OPPORTUNITIES FOR IMPROVEMENT
They're good at frying, but it needs to be more religiously prepared to order, in no hurry.

FACTORS OTHER THAN FOOD
Up to three points, positive or negative, for these characteristics. Absence of points denotes average performance in the matter.

  • Dining Environment
  • Consistency +1
  • Service+1
  • Value +2
  • Attitude +1
  • Wine & Bar -1
  • Hipness -3
  • Local Color +1

 

SPECIAL ATTRIBUTES
  • Good for business meetings
  • Early-evening specials
  • Open Monday lunch and dinner
  • Open all afternoon
  • Historic
  • Unusually large servings
  • Quick, good meal
  • Good for children
  • Easy, nearby parking
  • No reservations

ANECDOTES AND ANALYSIS
"We're going to the barroom," said the female of the couple that just finished eating dinner while I was just beginning mine at Tessie's Place. She laughed about that, and the waitress laughed back. As if they were doing something naughty. People of a certain age always laugh when they talk about having a drink.

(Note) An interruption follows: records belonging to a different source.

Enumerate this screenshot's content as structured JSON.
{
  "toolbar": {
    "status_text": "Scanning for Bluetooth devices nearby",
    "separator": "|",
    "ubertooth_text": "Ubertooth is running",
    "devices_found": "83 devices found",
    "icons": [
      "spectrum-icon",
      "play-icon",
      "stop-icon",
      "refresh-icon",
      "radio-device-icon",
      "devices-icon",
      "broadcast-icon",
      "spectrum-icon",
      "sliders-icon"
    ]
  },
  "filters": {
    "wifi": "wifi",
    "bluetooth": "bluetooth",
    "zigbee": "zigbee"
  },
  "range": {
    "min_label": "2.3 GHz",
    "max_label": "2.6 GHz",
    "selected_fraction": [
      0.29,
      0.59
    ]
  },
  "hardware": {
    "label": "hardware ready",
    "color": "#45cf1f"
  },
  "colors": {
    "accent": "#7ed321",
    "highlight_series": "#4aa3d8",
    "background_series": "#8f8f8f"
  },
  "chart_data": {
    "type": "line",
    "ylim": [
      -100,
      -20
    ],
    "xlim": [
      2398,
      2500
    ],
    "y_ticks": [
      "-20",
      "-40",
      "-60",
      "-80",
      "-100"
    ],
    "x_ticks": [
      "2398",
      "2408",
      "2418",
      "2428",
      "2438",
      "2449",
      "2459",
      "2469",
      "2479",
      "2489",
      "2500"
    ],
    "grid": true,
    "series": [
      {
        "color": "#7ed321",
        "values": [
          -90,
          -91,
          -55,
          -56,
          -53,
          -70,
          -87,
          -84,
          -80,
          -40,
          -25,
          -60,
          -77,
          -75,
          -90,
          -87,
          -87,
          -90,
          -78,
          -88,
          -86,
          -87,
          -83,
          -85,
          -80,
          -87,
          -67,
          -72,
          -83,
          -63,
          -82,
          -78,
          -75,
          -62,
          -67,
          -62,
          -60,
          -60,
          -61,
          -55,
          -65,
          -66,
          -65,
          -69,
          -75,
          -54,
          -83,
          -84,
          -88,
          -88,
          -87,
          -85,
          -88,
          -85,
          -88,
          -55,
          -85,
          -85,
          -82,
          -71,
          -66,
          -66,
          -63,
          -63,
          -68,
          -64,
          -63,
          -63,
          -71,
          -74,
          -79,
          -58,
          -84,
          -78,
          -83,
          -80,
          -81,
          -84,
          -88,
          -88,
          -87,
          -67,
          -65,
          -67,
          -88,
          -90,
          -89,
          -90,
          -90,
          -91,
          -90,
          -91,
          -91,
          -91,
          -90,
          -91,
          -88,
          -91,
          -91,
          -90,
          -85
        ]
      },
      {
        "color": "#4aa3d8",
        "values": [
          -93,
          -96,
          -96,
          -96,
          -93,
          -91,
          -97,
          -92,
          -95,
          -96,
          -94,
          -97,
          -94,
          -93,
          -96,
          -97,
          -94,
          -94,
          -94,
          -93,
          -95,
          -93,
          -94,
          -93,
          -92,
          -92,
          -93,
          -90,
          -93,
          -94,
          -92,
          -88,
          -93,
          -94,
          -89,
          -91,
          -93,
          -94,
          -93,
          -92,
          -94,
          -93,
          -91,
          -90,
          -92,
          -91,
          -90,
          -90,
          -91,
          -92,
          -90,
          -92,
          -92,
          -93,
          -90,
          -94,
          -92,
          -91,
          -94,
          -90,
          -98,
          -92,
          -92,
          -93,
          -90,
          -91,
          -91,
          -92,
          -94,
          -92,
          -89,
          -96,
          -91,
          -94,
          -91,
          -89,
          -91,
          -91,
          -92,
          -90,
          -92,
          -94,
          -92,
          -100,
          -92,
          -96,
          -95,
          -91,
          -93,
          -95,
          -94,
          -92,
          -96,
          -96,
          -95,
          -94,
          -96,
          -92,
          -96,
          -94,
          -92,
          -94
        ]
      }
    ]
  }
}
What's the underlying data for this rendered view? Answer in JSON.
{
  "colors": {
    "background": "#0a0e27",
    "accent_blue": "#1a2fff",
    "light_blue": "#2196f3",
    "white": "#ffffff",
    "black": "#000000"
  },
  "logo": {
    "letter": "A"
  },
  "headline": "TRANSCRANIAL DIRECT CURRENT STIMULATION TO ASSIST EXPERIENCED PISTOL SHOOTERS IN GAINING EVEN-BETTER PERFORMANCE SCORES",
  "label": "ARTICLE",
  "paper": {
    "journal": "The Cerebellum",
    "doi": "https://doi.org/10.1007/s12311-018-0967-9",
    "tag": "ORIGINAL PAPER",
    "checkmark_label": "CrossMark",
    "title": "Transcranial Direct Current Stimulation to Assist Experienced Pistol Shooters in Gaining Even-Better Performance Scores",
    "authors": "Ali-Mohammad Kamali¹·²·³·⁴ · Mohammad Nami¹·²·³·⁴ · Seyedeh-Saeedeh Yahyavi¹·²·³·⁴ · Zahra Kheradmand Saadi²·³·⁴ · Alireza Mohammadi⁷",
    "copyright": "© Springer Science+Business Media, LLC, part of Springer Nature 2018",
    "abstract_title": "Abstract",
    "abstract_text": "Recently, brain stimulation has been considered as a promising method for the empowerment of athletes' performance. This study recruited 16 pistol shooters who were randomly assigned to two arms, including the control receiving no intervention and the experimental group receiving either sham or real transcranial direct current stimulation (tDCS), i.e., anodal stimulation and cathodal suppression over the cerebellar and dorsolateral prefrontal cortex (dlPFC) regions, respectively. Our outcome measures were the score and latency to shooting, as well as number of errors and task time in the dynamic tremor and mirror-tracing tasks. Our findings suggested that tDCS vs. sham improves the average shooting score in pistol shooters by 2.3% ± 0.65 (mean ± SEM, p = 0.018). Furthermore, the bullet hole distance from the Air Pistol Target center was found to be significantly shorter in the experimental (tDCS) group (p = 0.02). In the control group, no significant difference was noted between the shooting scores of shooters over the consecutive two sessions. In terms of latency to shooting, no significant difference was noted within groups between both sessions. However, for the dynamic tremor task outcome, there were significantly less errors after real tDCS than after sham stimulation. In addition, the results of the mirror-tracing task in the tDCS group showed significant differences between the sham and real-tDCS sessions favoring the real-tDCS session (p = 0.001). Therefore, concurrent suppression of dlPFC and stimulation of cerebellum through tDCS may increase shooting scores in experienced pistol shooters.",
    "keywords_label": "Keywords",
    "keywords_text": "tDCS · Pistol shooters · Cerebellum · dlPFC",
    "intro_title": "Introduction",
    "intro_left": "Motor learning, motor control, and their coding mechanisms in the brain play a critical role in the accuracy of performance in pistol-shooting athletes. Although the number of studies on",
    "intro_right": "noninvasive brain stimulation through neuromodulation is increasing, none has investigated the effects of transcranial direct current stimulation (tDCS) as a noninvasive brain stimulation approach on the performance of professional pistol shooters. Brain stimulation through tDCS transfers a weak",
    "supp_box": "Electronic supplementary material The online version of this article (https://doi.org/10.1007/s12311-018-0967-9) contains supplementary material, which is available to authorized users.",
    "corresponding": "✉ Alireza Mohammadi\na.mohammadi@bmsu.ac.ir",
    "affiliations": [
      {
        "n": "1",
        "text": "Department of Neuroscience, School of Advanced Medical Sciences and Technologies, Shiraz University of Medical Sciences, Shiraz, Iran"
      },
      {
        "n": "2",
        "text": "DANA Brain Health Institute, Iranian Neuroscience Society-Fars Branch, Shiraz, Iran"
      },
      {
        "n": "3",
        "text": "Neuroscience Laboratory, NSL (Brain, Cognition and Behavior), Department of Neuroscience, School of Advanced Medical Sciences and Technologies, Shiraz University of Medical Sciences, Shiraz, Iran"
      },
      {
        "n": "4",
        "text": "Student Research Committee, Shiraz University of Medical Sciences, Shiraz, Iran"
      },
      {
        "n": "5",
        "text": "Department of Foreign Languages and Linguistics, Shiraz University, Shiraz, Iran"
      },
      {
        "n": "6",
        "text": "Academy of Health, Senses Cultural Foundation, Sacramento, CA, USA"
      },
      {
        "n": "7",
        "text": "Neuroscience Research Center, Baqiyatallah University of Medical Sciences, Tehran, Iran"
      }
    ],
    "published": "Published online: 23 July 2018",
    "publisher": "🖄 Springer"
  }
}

Tessie's walls are nearly 100 percent covered with fake walnut paneling--the restaurant interior decoration rage of the 1960s. All the other furnishings fit in perfectly with the wall covering. So does the menu. It's far longer than you find these days, with almost everything you can imagine such a restaurant's serving. It's a long time since I saw a menu with a dozen salads (including one of the last still called a "wop salad"), ten soups, and four kinds of beans-and-rice.